Monday, October 4, 2010

At Home: A Short History of Private Life by Bill Bryson

One of the most appealing qualities a person can possess is curiosity, and Bill Bryson has it by the bucketful. Which of course, makes him one of the most delightful and insightful writers around. Not only is Mr. Bryson insatiably curious, but he draws us in through his enthusiasm, his wit, and the pure beauty of his writing. Not since discovering P.G. Wodehouse during my freshman year of high school have I laughed out loud simply at the way a writer rubbed two words together.

In his latest outing, Mr. Bryson has given us the entire history of private life, without ever leaving the 150 year old rectory he calls home located in Norfolk, England. Moving from room to room in his house and discussing the contents, the development of its purpose, the architecture, the servants, the lighting, the furnishings, and the people who used the room, we learn about the development of the heart of a people: the homes of the people who live there.

One of the gifts of the book is its many small segues. One never knows where Bill Bryson will take you, but it’s always an amazing ride. One such example is the Nursery. The discussion of the nursery involves a look at infant mortality, child labor laws, domestic missionary work and the reforms of the Poor Laws, children’s place in society (even the wealthy ones), public schools and Charles Darwin.

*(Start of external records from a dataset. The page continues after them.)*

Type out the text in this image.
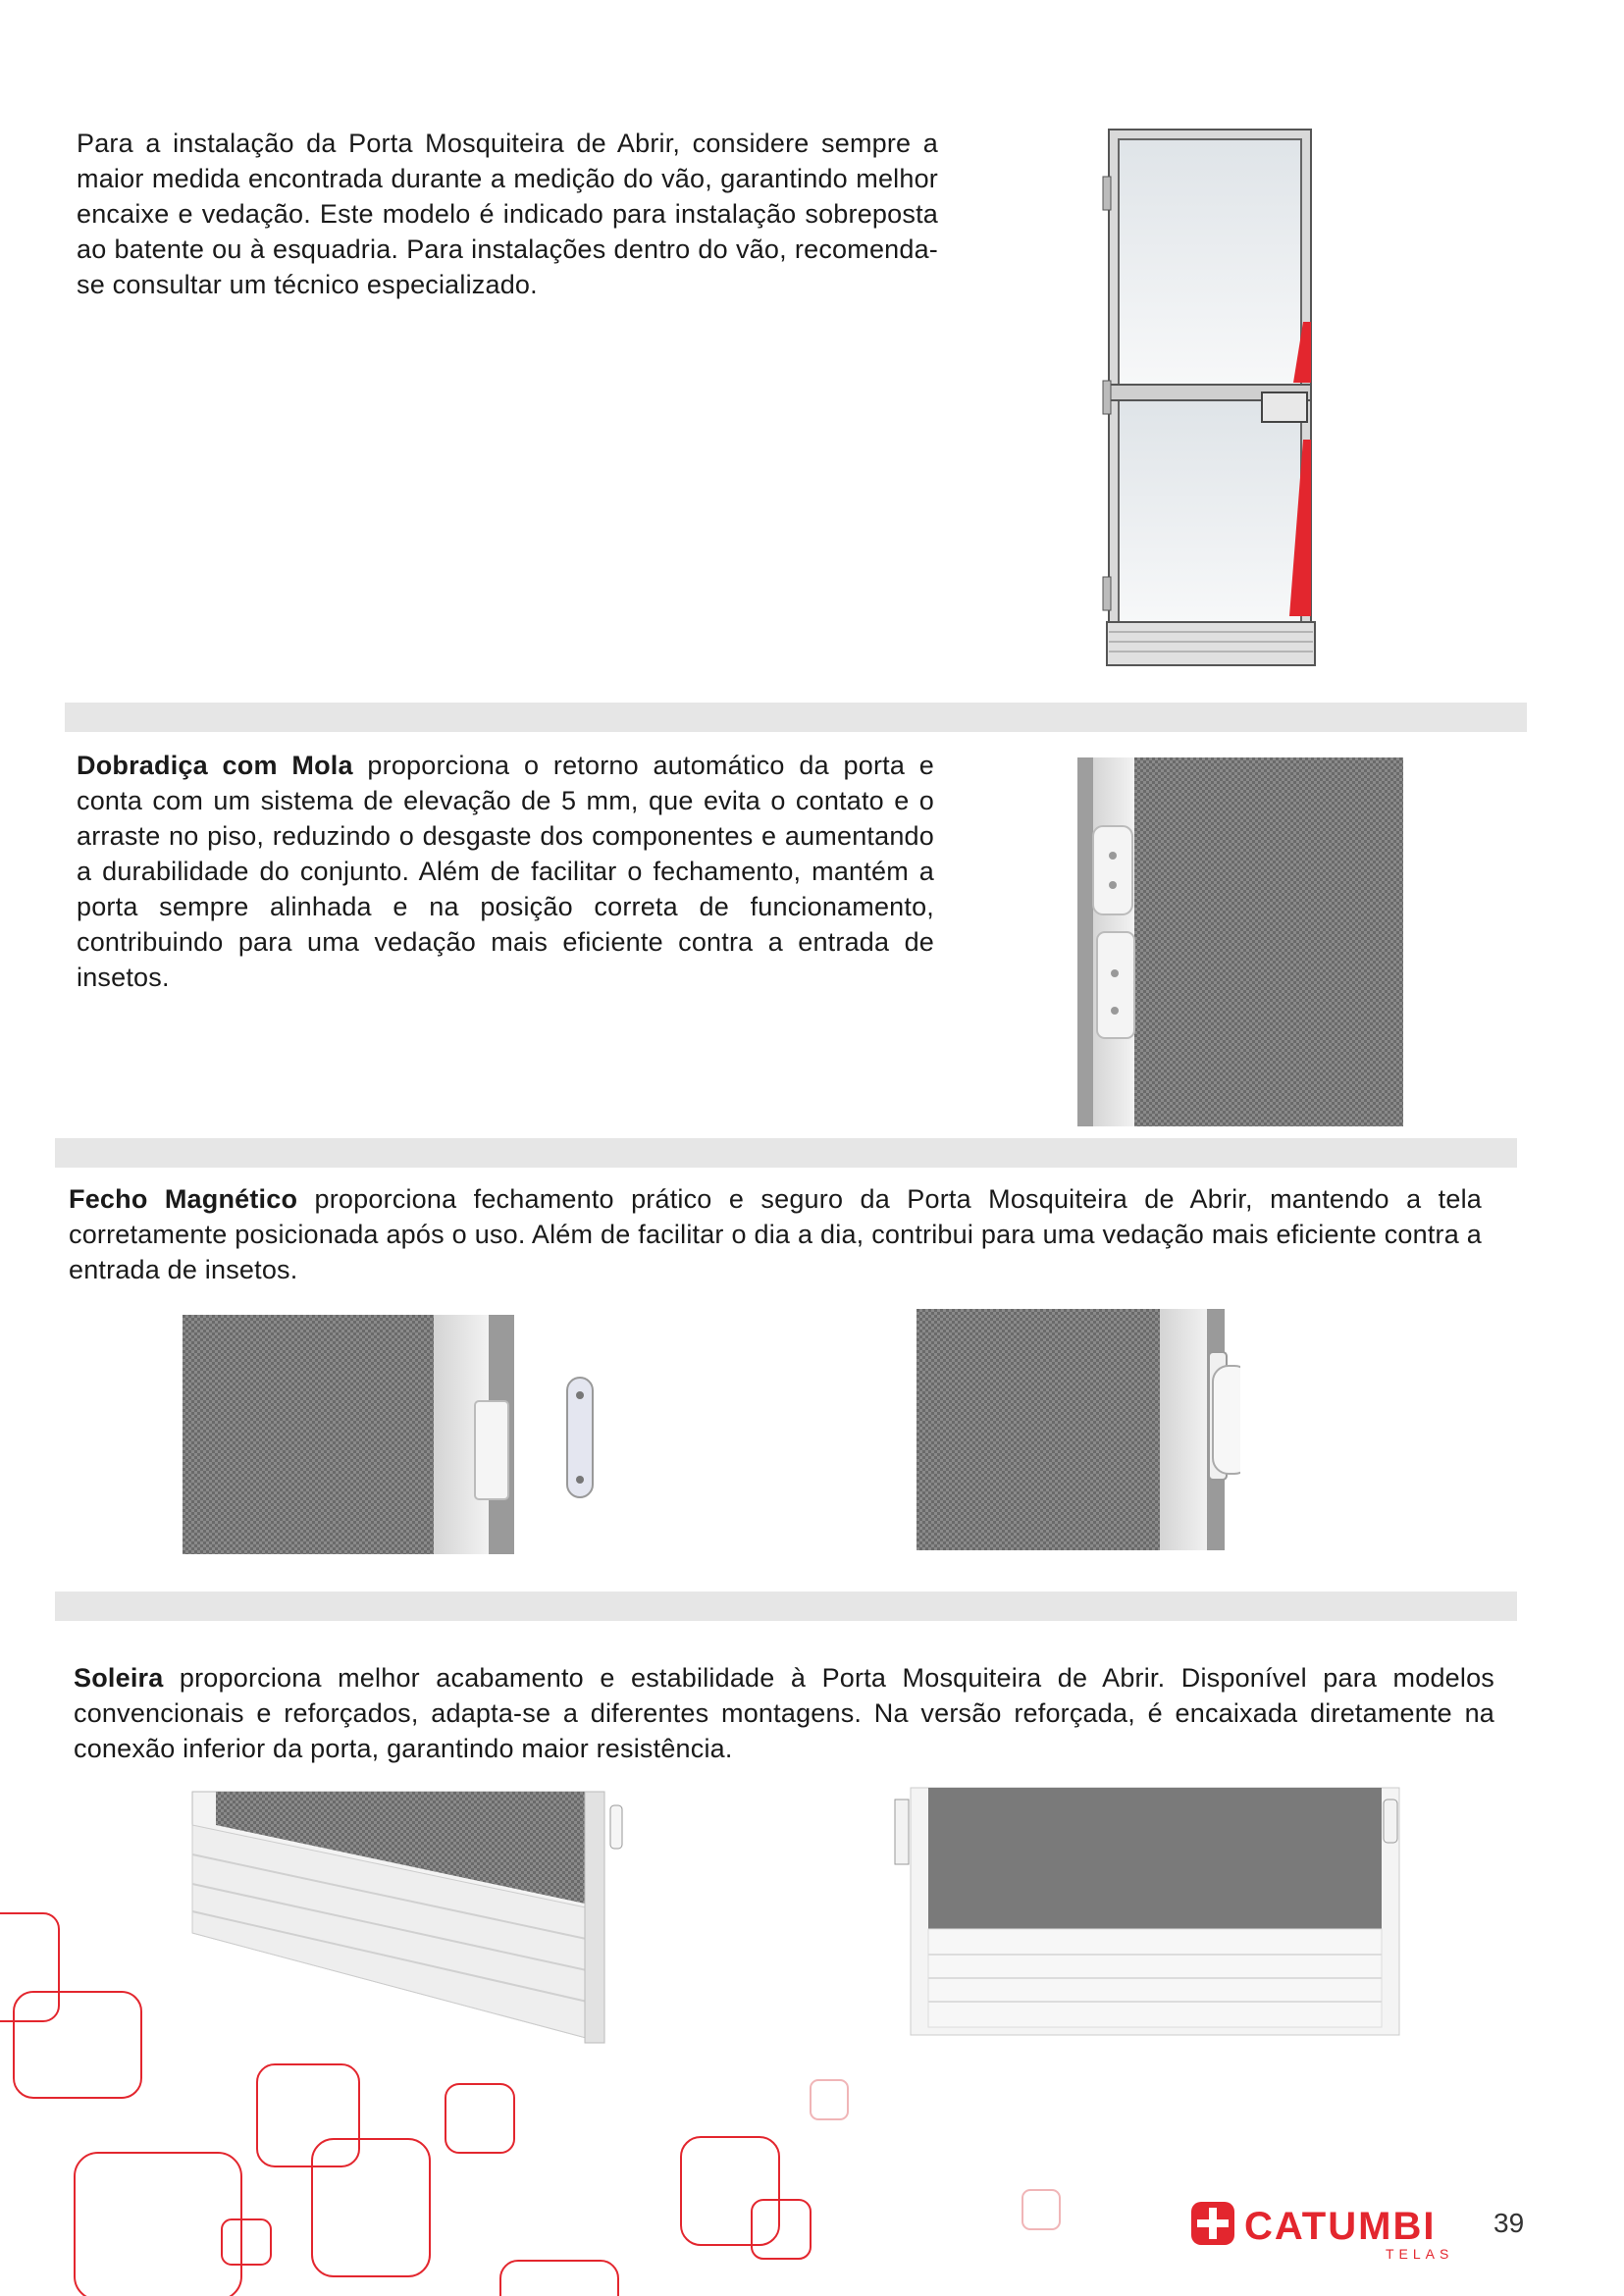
Para a instalação da Porta Mosquiteira de Abrir, considere sempre a maior medida encontrada durante a medição do vão, garantindo melhor encaixe e vedação. Este modelo é indicado para instalação sobreposta ao batente ou à esquadria. Para instalações dentro do vão, recomenda-se consultar um técnico especializado.
Dobradiça com Mola proporciona o retorno automático da porta e conta com um sistema de elevação de 5 mm, que evita o contato e o arraste no piso, reduzindo o desgaste dos componentes e aumentando a durabilidade do conjunto. Além de facilitar o fechamento, mantém a porta sempre alinhada e na posição correta de funcionamento, contribuindo para uma vedação mais eficiente contra a entrada de insetos.
Fecho Magnético proporciona fechamento prático e seguro da Porta Mosquiteira de Abrir, mantendo a tela corretamente posicionada após o uso. Além de facilitar o dia a dia, contribui para uma vedação mais eficiente contra a entrada de insetos.
Soleira proporciona melhor acabamento e estabilidade à Porta Mosquiteira de Abrir. Disponível para modelos convencionais e reforçados, adapta-se a diferentes montagens. Na versão reforçada, é encaixada diretamente na conexão inferior da porta, garantindo maior resistência.
CATUMBI
TELAS
39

And then there is the humor. In a typical passage describing Clergymen who made significant contributions to history, Bryson writes:

"In Dorset, the perkily named Octavius Pickard-Cambridge became the world’s leading authority on spiders while his contemporary the Reverend William Shepherd wrote a history of dirty jokes. John Clayton of Yorkshire gave the first practical demonstration of gas lighting. The Reverend George Garrett, of Manchester, invented the submarine. Adam Buddle, a botanist vicar in Essex, was the eponymous inspiration for the flowering buddleia. The Revered John Mackenzie Bacon of Berkshire was a pioneering hot air balloonist and the father of aerial photography. Sabine Baring-Gould wrote the hymn “Onward, Christian Solders” and, more unexpectedly, the first novel to feature a werewolf. The Revered Robert Stephen Hawker of Cornwall wrote poetry of distinction and was much admired by Longfellow and Tennyson, though he slightly alarmed his parishioners by wearing a pink fez and passing much of his life under the powerfully serene influence of opium."

If The New York Review of Books had a Sexiest Man Alive issue, Bill Bryson would be on the cover every year.

Many readers are familiar with Bill Bryson through his earlier works: A Walk in the Woods, In a Sunburned Country, The Life and Times of the Thunderbolt Kid. For them, a new book by Bryson is always a cause for celebration. A chance to spend a few hours in the company of this charming guide is an opportunity to be savored.